SelectionDAG的策略是首先legalize type再legalize operation, 這樣做的好處是在legalize type后DAG中所有的節點值的數據類型都是架構支持的類型(盡管存在有些操作對應部分數據類型是非法的).
如果反過來先legalize operation可以嗎? 我的理解是不行的, 因為在legalize operation時需要知道其legalize的方式, 而這個分類本身又和數據類型相關(expand / promote). 如果先做legalize operation等於在legalize operation過程中還要考慮legalize type的問題.
因此在實現架構相關的custom legalize時也要考慮這個問題: 在legalize type時做數據類型的合法化, 在legalize operation時做操作的合法化.
讓我們先來看下legalize type的實現, legalize type的入口是SelectionDAG::LegalizeTypes()(defined in lib/CodeGen/SelectionDAG/LegalizeTypes.cpp), 它會調用DAGTypeLegalizer::run(), 后者會檢查DAG中所有SDValue並legalize非法的value type.
DAGTypeLegalizer::run()的實現有點類似於DAGCombiner::Run(). 區別在於combine時不關心節點的先后順序, 只需保證所有節點都遍歷過即可, 而legalize type則要求先legalize操作數再legalize節點值.

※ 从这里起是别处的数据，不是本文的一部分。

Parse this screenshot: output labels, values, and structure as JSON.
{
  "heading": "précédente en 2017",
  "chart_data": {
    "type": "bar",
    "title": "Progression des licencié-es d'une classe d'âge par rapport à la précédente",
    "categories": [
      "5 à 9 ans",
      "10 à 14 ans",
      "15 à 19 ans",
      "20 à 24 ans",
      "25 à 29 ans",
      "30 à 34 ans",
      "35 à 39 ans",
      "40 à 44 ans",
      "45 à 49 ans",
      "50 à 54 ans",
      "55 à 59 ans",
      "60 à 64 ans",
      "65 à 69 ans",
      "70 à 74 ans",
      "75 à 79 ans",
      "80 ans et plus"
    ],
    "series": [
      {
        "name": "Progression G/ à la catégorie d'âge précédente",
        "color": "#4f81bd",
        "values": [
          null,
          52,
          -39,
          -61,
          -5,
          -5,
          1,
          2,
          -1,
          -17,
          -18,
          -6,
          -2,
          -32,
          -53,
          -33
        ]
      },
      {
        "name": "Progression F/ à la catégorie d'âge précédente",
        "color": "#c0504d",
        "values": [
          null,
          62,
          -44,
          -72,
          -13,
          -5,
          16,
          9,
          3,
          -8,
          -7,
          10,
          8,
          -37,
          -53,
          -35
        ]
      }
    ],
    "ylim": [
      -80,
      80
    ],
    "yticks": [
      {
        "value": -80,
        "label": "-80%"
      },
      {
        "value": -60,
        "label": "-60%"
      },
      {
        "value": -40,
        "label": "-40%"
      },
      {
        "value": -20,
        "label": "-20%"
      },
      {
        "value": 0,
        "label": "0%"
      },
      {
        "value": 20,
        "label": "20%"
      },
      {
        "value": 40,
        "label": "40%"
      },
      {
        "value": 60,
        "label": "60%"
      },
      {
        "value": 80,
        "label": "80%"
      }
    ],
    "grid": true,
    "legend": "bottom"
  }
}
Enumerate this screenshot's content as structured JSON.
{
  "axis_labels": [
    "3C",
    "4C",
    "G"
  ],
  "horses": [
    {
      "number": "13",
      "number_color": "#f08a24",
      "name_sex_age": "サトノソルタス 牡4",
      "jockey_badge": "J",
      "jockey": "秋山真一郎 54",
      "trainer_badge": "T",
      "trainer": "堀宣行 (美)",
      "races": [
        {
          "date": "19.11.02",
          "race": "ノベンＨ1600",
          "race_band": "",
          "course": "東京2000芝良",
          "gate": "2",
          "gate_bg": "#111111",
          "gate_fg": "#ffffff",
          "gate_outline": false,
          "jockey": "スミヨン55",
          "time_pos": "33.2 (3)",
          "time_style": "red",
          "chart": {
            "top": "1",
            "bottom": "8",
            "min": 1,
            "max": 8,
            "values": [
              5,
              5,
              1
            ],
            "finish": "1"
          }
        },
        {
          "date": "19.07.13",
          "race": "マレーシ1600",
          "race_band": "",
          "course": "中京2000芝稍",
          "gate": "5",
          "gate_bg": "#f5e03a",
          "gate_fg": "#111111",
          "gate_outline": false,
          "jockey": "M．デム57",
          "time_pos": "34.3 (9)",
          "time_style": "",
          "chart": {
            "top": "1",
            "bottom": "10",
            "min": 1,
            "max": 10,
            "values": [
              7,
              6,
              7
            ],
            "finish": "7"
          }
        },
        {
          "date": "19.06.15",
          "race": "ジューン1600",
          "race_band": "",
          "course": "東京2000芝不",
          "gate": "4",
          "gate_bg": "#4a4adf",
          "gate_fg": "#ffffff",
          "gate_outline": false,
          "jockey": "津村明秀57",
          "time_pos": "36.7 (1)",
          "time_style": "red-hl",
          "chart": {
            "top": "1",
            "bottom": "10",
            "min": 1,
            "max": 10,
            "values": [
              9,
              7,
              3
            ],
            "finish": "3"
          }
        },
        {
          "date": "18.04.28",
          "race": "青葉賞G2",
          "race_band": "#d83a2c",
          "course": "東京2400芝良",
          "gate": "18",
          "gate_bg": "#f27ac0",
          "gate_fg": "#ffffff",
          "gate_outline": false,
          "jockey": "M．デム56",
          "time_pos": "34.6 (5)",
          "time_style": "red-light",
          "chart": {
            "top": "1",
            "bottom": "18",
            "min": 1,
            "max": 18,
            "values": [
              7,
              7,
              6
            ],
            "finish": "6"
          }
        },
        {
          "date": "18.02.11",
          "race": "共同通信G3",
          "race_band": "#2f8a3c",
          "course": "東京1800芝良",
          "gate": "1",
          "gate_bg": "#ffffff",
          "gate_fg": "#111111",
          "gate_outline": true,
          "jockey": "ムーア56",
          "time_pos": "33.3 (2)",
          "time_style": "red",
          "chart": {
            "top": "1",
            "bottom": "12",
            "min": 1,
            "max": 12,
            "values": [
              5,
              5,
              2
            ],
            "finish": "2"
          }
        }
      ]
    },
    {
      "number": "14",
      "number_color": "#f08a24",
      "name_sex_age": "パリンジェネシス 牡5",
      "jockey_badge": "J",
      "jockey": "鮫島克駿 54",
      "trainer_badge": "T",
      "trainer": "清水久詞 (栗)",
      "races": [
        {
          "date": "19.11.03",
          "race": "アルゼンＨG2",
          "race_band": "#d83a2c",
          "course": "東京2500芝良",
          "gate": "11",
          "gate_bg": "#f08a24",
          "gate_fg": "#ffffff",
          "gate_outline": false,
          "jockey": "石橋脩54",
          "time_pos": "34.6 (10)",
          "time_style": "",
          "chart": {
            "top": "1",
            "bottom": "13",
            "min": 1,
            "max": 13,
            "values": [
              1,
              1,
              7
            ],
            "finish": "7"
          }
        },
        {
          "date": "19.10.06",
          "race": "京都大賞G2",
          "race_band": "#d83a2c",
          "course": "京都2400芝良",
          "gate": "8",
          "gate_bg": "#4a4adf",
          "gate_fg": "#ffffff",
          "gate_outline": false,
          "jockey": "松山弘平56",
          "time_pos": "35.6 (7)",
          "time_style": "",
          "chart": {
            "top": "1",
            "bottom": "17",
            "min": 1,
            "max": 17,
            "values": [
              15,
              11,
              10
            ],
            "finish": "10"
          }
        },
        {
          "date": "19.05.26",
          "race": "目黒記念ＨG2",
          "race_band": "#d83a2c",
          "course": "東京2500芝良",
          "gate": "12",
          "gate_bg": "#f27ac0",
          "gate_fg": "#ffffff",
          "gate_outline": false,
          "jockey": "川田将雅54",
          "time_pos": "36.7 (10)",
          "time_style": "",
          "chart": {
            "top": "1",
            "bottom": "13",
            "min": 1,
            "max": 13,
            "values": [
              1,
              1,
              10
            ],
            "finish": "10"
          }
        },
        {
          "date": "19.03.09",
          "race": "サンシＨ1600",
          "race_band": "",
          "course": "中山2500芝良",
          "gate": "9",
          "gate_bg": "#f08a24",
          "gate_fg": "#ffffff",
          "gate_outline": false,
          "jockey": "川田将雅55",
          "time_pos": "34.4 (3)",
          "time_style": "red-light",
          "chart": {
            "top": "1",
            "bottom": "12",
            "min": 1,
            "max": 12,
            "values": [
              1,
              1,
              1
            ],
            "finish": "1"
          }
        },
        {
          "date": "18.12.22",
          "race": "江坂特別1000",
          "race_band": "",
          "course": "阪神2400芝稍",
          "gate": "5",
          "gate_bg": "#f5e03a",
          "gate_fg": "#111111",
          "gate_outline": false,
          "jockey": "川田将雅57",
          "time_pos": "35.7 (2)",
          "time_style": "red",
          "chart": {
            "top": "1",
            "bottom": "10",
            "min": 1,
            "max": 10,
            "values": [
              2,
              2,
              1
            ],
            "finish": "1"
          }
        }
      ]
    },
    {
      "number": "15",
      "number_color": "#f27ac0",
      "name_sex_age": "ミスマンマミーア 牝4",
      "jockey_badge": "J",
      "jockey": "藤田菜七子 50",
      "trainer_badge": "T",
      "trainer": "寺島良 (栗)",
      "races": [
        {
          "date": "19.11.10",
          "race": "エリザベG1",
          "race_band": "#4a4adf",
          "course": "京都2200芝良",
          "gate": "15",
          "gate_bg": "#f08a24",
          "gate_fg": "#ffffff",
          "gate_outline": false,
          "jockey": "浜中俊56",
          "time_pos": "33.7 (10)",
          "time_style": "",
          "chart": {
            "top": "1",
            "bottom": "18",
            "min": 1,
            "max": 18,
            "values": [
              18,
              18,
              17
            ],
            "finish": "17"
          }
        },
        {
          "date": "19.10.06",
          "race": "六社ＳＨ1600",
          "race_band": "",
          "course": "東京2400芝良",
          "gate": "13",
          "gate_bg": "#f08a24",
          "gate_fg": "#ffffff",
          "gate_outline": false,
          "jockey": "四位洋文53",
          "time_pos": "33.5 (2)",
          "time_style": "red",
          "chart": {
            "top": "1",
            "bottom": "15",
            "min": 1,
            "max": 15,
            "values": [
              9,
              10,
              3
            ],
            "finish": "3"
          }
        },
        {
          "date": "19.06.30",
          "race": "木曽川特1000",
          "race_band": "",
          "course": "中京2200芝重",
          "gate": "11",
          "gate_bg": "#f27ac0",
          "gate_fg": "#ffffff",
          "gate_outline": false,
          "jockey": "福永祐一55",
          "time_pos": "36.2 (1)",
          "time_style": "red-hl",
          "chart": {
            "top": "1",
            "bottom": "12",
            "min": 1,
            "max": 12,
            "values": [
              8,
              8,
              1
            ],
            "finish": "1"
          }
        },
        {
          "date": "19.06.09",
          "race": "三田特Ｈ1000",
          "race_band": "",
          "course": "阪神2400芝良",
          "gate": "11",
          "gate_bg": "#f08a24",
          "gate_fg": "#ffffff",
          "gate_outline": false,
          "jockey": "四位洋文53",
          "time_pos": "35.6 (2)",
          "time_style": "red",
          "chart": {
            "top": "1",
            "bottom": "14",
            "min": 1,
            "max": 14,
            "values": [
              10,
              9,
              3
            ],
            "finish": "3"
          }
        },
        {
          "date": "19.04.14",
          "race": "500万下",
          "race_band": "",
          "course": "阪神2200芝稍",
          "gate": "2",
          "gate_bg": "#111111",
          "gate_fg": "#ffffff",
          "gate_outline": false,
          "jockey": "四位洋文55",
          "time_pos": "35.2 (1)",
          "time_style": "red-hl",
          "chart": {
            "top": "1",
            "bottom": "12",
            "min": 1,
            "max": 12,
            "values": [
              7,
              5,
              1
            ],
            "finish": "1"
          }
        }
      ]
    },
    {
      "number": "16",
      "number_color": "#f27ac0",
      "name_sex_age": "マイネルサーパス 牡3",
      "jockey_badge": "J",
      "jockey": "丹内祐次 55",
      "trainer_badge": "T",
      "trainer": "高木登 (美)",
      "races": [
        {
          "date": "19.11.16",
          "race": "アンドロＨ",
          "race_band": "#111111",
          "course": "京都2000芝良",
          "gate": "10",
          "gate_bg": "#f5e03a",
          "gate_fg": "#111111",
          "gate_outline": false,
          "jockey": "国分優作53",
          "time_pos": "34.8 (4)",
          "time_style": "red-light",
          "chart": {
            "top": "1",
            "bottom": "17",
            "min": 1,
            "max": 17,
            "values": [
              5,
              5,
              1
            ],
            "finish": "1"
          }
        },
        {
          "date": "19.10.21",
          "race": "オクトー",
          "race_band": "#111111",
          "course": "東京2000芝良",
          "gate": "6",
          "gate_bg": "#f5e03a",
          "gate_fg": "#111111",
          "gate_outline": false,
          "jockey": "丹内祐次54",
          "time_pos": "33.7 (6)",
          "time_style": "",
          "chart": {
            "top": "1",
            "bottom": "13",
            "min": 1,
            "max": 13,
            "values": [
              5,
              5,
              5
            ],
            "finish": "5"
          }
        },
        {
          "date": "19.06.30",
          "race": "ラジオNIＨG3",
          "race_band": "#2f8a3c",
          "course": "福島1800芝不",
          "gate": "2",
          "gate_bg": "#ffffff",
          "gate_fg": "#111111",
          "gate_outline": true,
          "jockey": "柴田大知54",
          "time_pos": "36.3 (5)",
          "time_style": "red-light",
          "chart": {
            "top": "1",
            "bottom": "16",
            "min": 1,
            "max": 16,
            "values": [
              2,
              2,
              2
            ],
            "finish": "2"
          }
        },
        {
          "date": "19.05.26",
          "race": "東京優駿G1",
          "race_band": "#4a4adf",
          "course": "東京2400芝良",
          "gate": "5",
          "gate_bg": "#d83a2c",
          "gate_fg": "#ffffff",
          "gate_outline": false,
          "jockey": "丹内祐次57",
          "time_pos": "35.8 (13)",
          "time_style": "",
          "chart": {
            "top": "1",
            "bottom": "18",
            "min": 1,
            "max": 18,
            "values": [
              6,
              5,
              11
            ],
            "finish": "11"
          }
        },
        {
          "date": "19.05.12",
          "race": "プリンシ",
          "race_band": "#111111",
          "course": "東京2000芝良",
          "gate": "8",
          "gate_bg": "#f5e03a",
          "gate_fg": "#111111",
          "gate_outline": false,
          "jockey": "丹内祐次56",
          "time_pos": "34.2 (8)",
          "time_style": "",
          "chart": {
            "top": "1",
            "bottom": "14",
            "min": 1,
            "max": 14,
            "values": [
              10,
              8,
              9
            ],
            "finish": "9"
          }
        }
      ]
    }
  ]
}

bool DAGTypeLegalizer::run() {
  bool Changed = false;

  // Create a dummy node (which is not added to allnodes), that adds a reference
  // to the root node, preventing it from being deleted, and tracking any
  // changes of the root.
  HandleSDNode Dummy(DAG.getRoot());
  Dummy.setNodeId(Unanalyzed);

  // The root of the dag may dangle to deleted nodes until the type legalizer is
  // done.  Set it to null to avoid confusion.
  DAG.setRoot(SDValue());

  // Walk all nodes in the graph, assigning them a NodeId of 'ReadyToProcess'
  // (and remembering them) if they are leaves and assigning 'Unanalyzed' if
  // non-leaves.
  for (SDNode &Node : DAG.allnodes()) {
    if (Node.getNumOperands() == 0) {
      AddToWorklist(&Node);
    } else {
      Node.setNodeId(Unanalyzed);
    }
  }

  ......
}

run()首先會新建一個dummy節點引用root節點防止root節點被優化, 將DAG的root設為空防止懸空的節點. 然后遍歷DAG中所有的無操作數的節點加入worklist, 將其它節點設為未分析的狀態. 之前在介紹SDNode時提到SDNode.NodeId的含義與處理的流程相關, 在legalize中NodeId代表了節點的legalize狀態, 其定義見lib/CodeGen/SelectionDAG/LegalizeTypes.h:

class LLVM_LIBRARY_VISIBILITY DAGTypeLegalizer {
  const TargetLowering &TLI;
  SelectionDAG &DAG;
public:
  /// This pass uses the NodeId on the SDNodes to hold information about the
  /// state of the node. The enum has all the values.
  enum NodeIdFlags {
    /// All operands have been processed, so this node is ready to be handled.
    ReadyToProcess = 0,

    /// This is a new node, not before seen, that was created in the process of
    /// legalizing some other node.
    NewNode = -1,

    /// This node's ID needs to be set to the number of its unprocessed
    /// operands.
    Unanalyzed = -2,

    /// This is a node that has already been processed.
    Processed = -3

    // 1+ - This is a node which has this many unprocessed operands.
  };
};

注意當其大於0時表示該節點還有若干操作數未經過legalize, 每legalize一個節點就會將節點的user的計數減1, 當節點計數到0時將其加入worklist, 小於0時代表節點未初始化或已處理.
回到run(), 類似combine一樣每次從worklist中取出一個節點做legalize, DAGTypeLegalizer::getTypeAction()會調用TargetLowering::getTypeAction()查詢節點legalize方式, 后者的實現見上文. 節點legalize后將其設為Processed狀態, 同時檢查節點的user, 減少其引用計數, 若引用計數到0將其加入worklist.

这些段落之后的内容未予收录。